In 2016, Newscripts told a tale of twisting tasty treats, a story about Princeton University engineers who tried to figure out where the cream filling will end up when Oreos are split apart by rotating the wafers in opposite directions. By separating many cookies by hand, the group found, surprisingly, that the filling nearly always adheres to just one of the wafers—likely a result of the manufacturing process.

That quirky finding led Massachusetts Institute of Technology graduate student Crystal E. Owens to take a deep dive into the curious cookie conundrum, probing the fluid mechanics of the tasty cream using the tools of rheology, her specialty. “When I was little, I loved eating Oreos by twisting them apart,” Owens tells Newscripts. Still fond of the playful pastime, Owens recently discovered that it has educational value. “Oreos are the perfect model to explain to students how a laboratory rheometer works,” she says: put a fluid between two parallel plates and counter rotate to measure the sample’s viscosity.

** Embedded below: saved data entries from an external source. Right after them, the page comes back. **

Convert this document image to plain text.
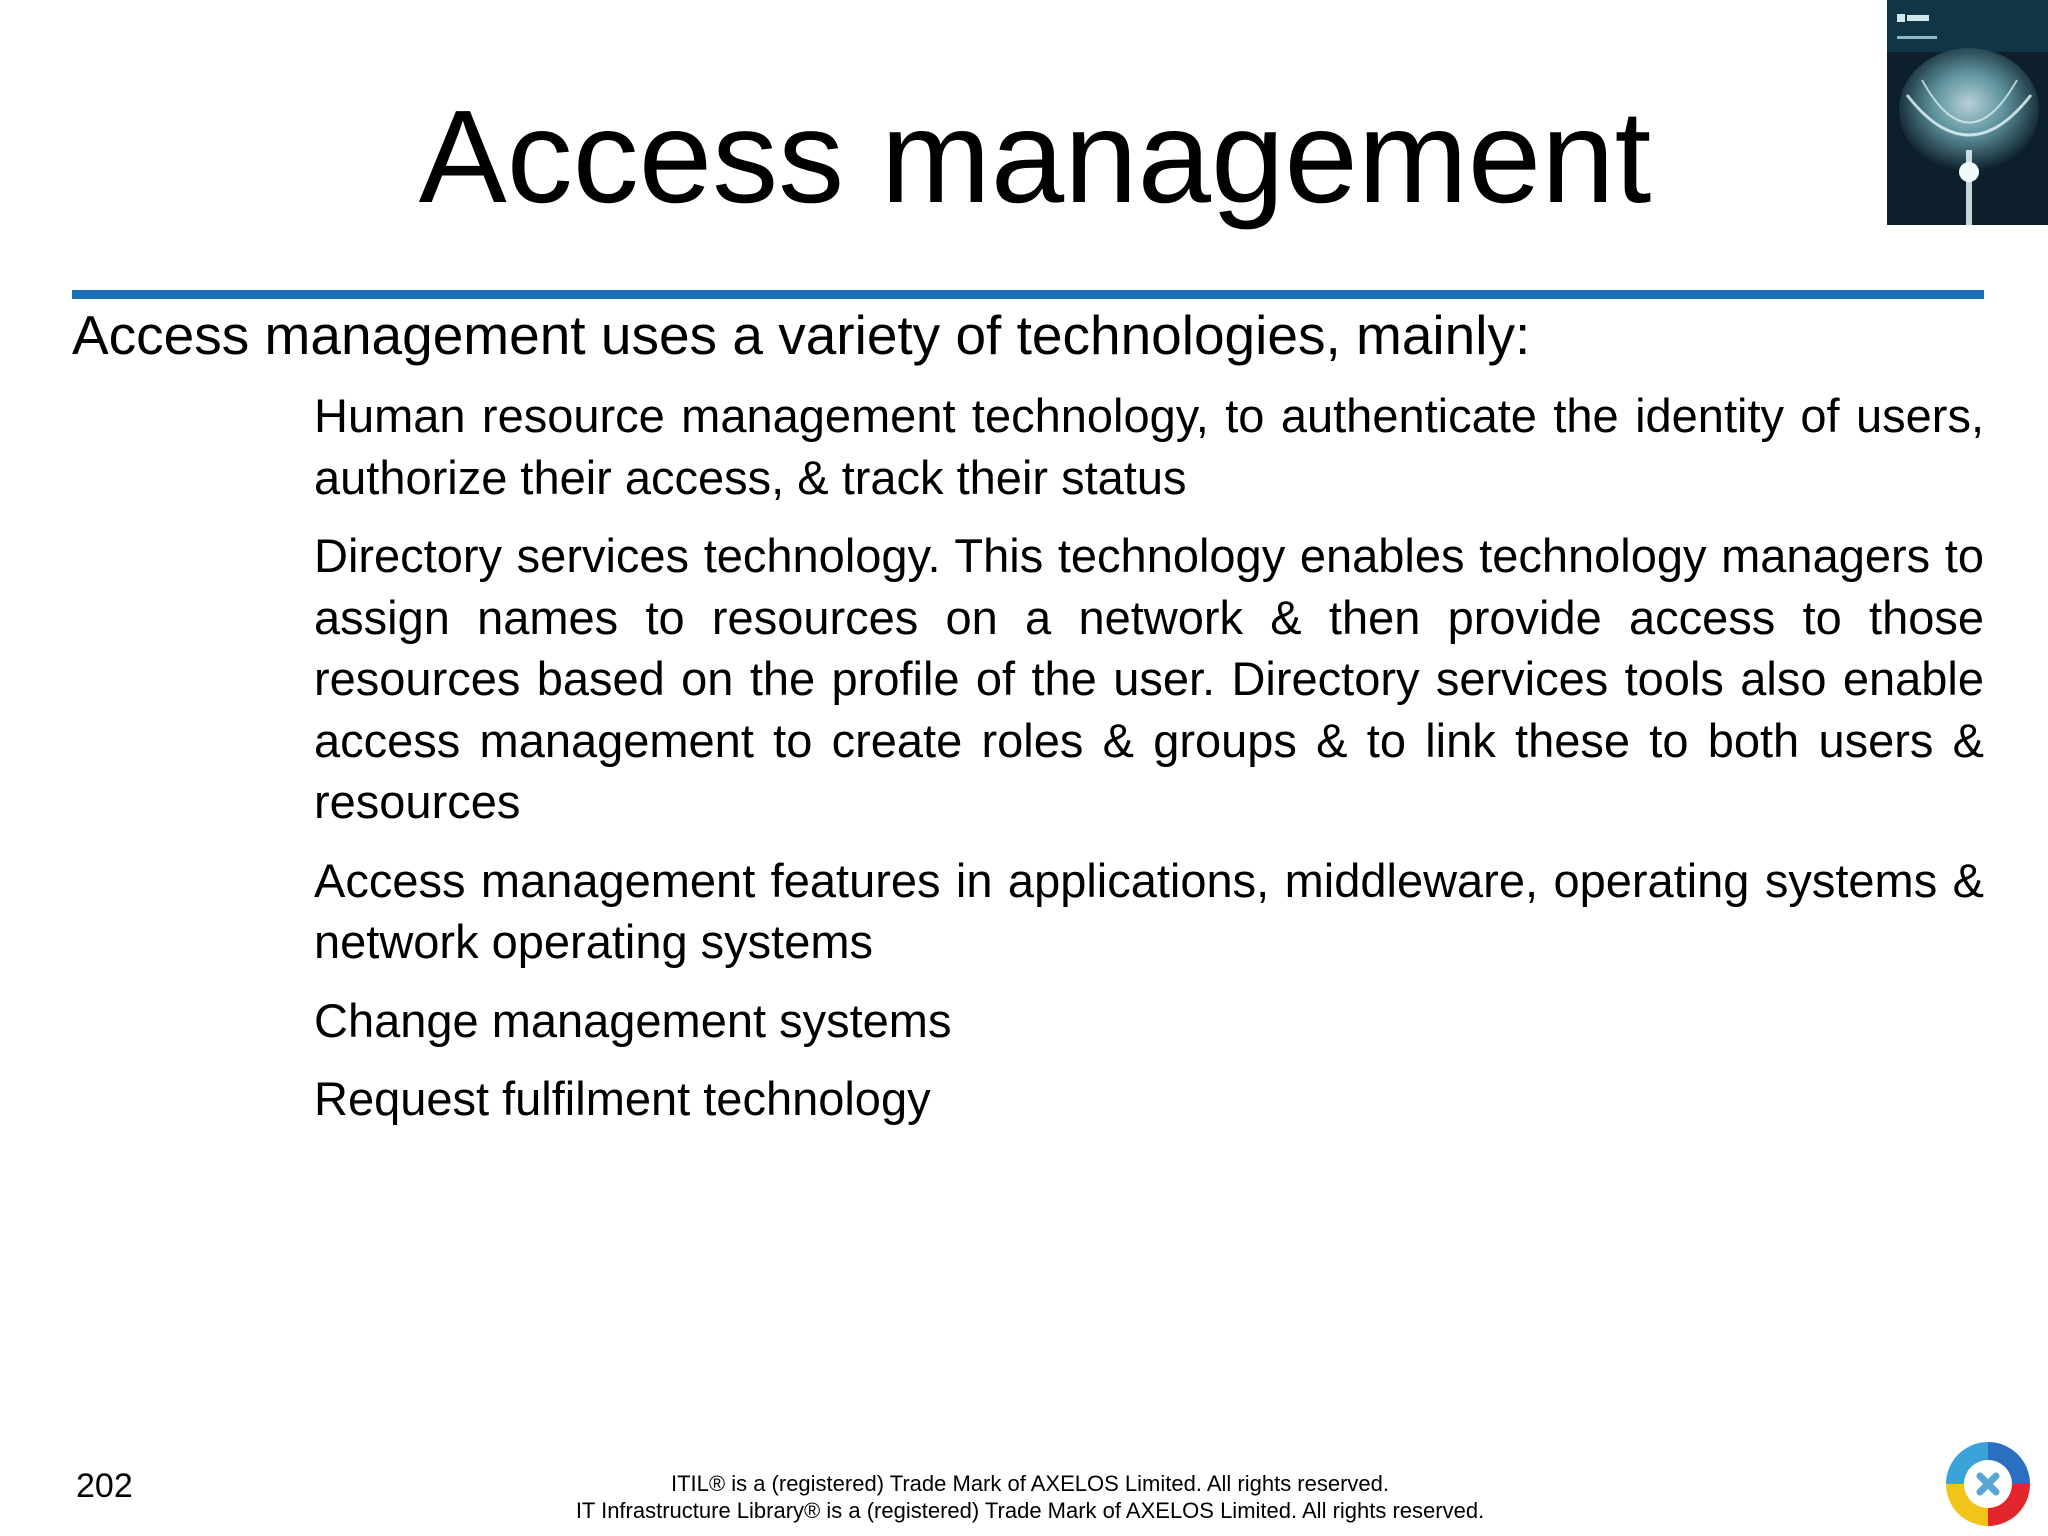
Access management

Access management uses a variety of technologies, mainly:

Human resource management technology, to authenticate the identity of users, authorize their access, & track their status
Directory services technology. This technology enables technology managers to assign names to resources on a network & then provide access to those resources based on the profile of the user. Directory services tools also enable access management to create roles & groups & to link these to both users & resources
Access management features in applications, middleware, operating systems & network operating systems
Change management systems
Request fulfilment technology
202	ITIL® is a (registered) Trade Mark of AXELOS Limited. All rights reserved.
IT Infrastructure Library® is a (registered) Trade Mark of AXELOS Limited. All rights reserved.
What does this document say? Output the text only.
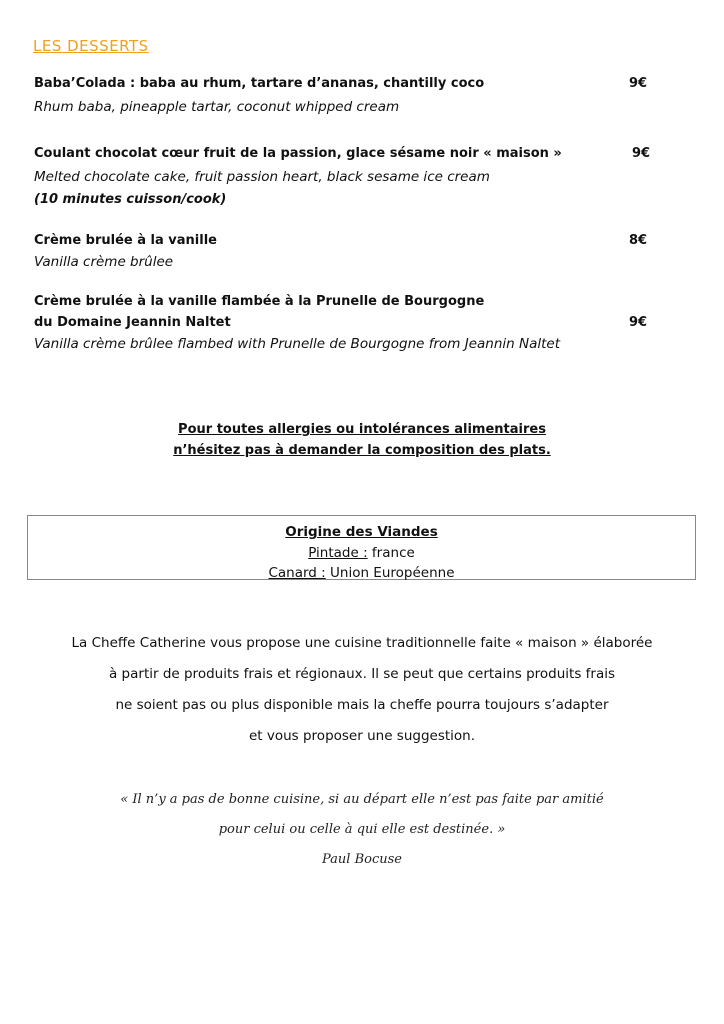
LES DESSERTS
Baba’Colada : baba au rhum, tartare d’ananas, chantilly coco	9€
Rhum baba, pineapple tartar, coconut whipped cream
Coulant chocolat cœur fruit de la passion, glace sésame noir « maison »	9€
Melted chocolate cake, fruit passion heart, black sesame ice cream
(10 minutes cuisson/cook)
Crème brulée à la vanille	8€
Vanilla crème brûlee
Crème brulée à la vanille flambée à la Prunelle de Bourgogne
du Domaine Jeannin Naltet	9€
Vanilla crème brûlee flambed with Prunelle de Bourgogne from Jeannin Naltet
Pour toutes allergies ou intolérances alimentaires
n’hésitez pas à demander la composition des plats.
Origine des Viandes
Pintade : france
Canard : Union Européenne
La Cheffe Catherine vous propose une cuisine traditionnelle faite « maison » élaborée
à partir de produits frais et régionaux. Il se peut que certains produits frais
ne soient pas ou plus disponible mais la cheffe pourra toujours s’adapter
et vous proposer une suggestion.
« Il n’y a pas de bonne cuisine, si au départ elle n’est pas faite par amitié
pour celui ou celle à qui elle est destinée. »
Paul Bocuse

Owens usually uses that approach to characterize inks for 3D printing, but she realized it was an ideal way to study cookie cream. Using a rheometer, she measured the cream’s fracture mechanics, probing the influence of rotation rate, amount of cream, flavor components, and other variables on the stress-strain curve and postmortem cream distribution. The quantitative results were consistent with the earlier qualitative ones. The cream nearly always ends up on one of the wafers—the one to which the warm ball of filling is applied during manufacturing. That wafer can be identified by the cookies’ orientation within a package.

Inspired by the results and educational opportunity, Owens designed an open-source, 3D-printed Oreometer, a device powered by rubber bands and coins—with a materials cost of $6, versus $100,000 for the lab version—to encourage home experimentation in the new field of Oreology (Phys. Fluids 2022, DOI: 10.1063/5.0085362).

 

Fancy flavors for edible bubbles

A child playing with toy bubbles.
Credit: Shutterstock
Pops of flavor: Toy bubbles are now made with food-grade ingredients.

To most people, blowing soap bubbles and catching them on the tongue may seem like a simple, safe, time-honored tradition—happy, harmless, and hardly worth a second thought. Not to Jason Tiger. Four years of working at a major manufacturer of bubbles and bubble toys led him to rethink the playful pastime.

“The toy bubble industry is so saturated—no innovation, just a race to the bottom to cut cost and use the cheapest ingredients,” Tiger tells Newscripts. And although bubble trouble is rare, he says, allergists note that the soap solution can cause rashes and upset stomach if ingested.

“I wanted to produce a bubble product that’s a more safe and more fun alternative,” he says. Enter BubbleLick, a line of flavored bubbles made from food- and pharmaceutical-grade ingredients by Bubble Universe, the company Tiger founded and leads as CEO.

The blissful bubbles, which come in watermelon, cotton candy, milk chocolate chip, cinnamon, and other flavors, contain a sweetener (Advantame), citric acid, sodium lauryl sulfate, potassium sorbate, sodium benzoate, and other ingredients, all of which are approved by the US Food and Drug Administration.

“Think of it as flying candy,” Tiger says. “Not only are our bubbles safe to ingest, they’re fun and tasty, too.”